Why is it so hard? Because it’s a white piece of paper. ~ Sam Seaborn
For the last month or so, despite what I may have told anyone, I haven’t been writing. I haven’t written anything since the last part of the Hannah Sketches, and I though I have started and stopped so many times, nothing has happened. Well, I can’t even say that I’ve started and stopped. I’ve tried to start, and then I stopped trying. Yesterday was the last straw. Seriously, I can’t take this crap anymore.
Yesterday I slept in since Elise was at her grandma’s and I wasn’t picking her up until the late afternoon. In that time, I skimmed through the entire novel that I wrote last year around this time, The Eternals, I’ve been calling it. It comes it at around 64,000 words (as if I can pretend I don’t remember that it’s actually 63,396 words and I’m just rounding up to make myself look better), proper novel length. It has a beginning, a middle, and a cliffhanger ending. It has characters that I sort of love, and some characters that I don’t know probably as well as I should, but I think they are interesting enough to want to get to know. It has a plot that plods along like an old person on a Sunday morning, lazy and slow, and for a while you can’t really tell which direction it’s going in.

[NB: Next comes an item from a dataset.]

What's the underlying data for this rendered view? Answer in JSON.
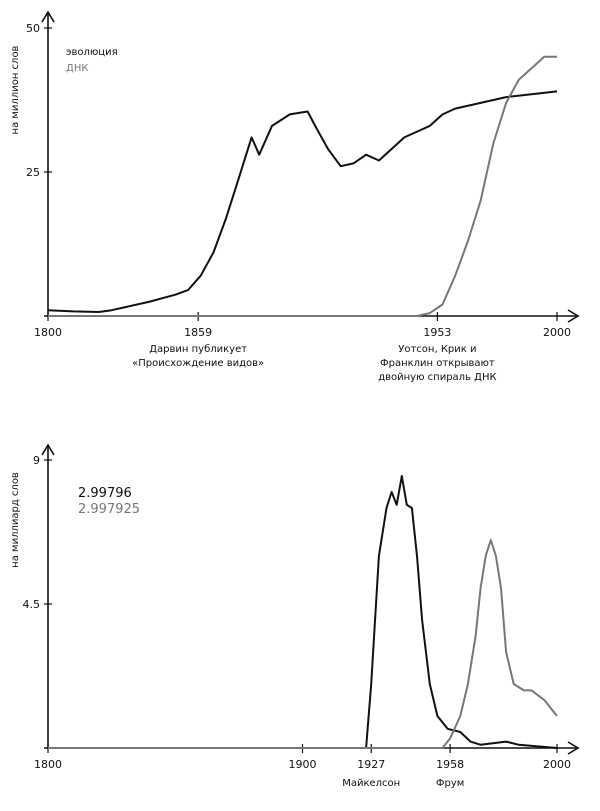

I wrote The Eternals in 46 days. Wait, you know what? Let me quote from my old writing blog about finishing the Eternals:
Writing a book, the entire act of writing and publishing one, whichever route you may choose, is fucking hard. Excuse my curse words, dear friends, but it’s the truth. This is fucking hard, and I have an embarrassing little fact to reveal:
I never thought it would be this hard.
I finished writing the Eternals on May 29th, just ten short days ago, after a whirlwind of 46 days of pounding out the words and trying to make them resemble a book. It took seven days to realize what I had was NOT in fact a book, but just a pile of words printed on 232 pages of pristine white paper – paper that didn’t necessarily deserve the punishment or the printing.

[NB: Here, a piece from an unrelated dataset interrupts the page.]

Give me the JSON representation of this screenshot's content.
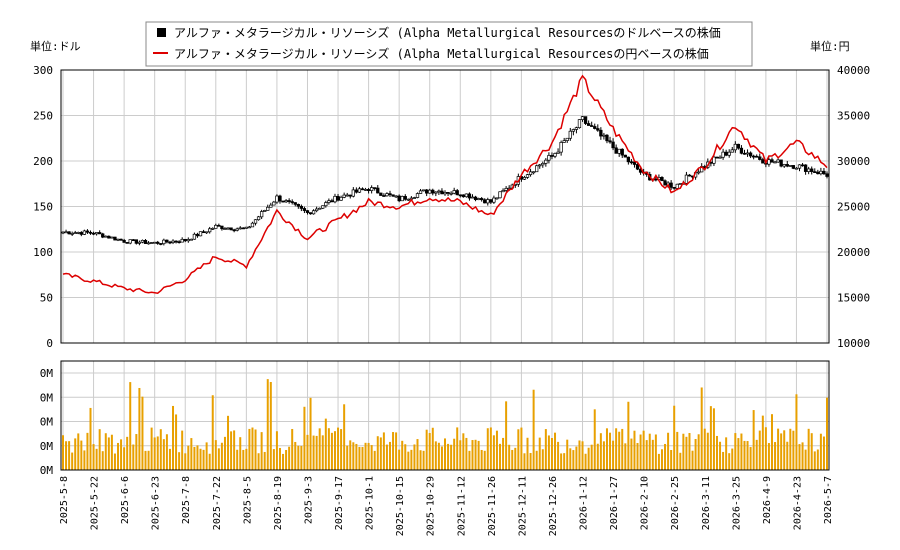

So there it is. 46 days to a completed novel. Technically completed. And you know what? It was fucking hard. But it was also exhilarating. I only wrote at night after Elise was in bed, and usually was armed with at least one can of Monster, and I stayed up until 3 or 4 in the morning regularly, on purpose. I wrote and wrote and wrote, and I had no outline. Just ideas flying around in my brain that came through my fingers and ended up in a document that was eventually printed and left to get dusted up on a shelf.
After finishing it, I thought that I hated it. I thought it was total crap. I didn’t look at it or think about it or touch it until November when I failed at my first NaNoWriMo attempt in three years and I picked up the Eternals where it left off, sort of as a consolation prize to myself, but that didn’t work. I wasn’t inspired, it fell flat, I didn’t know where Leila’s story was going. There was a whole bunch of other stuff going on this year – short stories, a couple of which I successfully published and got paid for, my zombie epic which has also gone stagnant, also because I don’t know where it’s going and I can’t outline because outline kills my love of writing nearly instantly, and of course, there’s been the Hannah Sketches. But none of it has really felt like enough for me. I’m busy all the time with projects that involve extensive writing, and I’ve been reading more than ever (and unfortunately not keeping up with my book list) but I haven’t had a spark.
“They” say that you don’t need to be inspired to write. You just do it. And I do, I do it, but I don’t love it and I don’t cherish it and it’s not getting me toward my final destination. Well, everything is I guess, but this is not the time for prolific sentimentality.
Yesterday, I re-read The Eternals, the whole shebang. And oh, it was crap. But in that pile of crap, I swear to god guys, there were some diamonds. There were bits that just frankly SHINE, and I’m not afraid to say so. Maybe you or you could read The Eternals and just dismiss it as crap, but I know I’m on to something here, I know it, and I’m not ready to give up on it – I’m ready to move on and I finally get why.
When I finished the Eternals last year, I felt like a rock star. Seriously, I felt on top of the world, I felt like I had slayed a motherfucking dragon. And now, almost exactly a year later, my self loathing has reached the tipping point. Funny, no? I finally hate myself enough for not writing to start writing again. I don’t really have an excuse or an explanation for it, but it just works. Last night, I SHAMED myself into writing, and what came out of me was sort of miraculous.
On another note, I haven’t blogged much in a month. I suppose that’s because I made the crazy decision to share my blog address with the world, which may or may not have been a good idea, but then today, after the blast I had last night, I say, FUCK IT!! I’m signing up for NaBloPoMo again. It can’t do anything but good for me.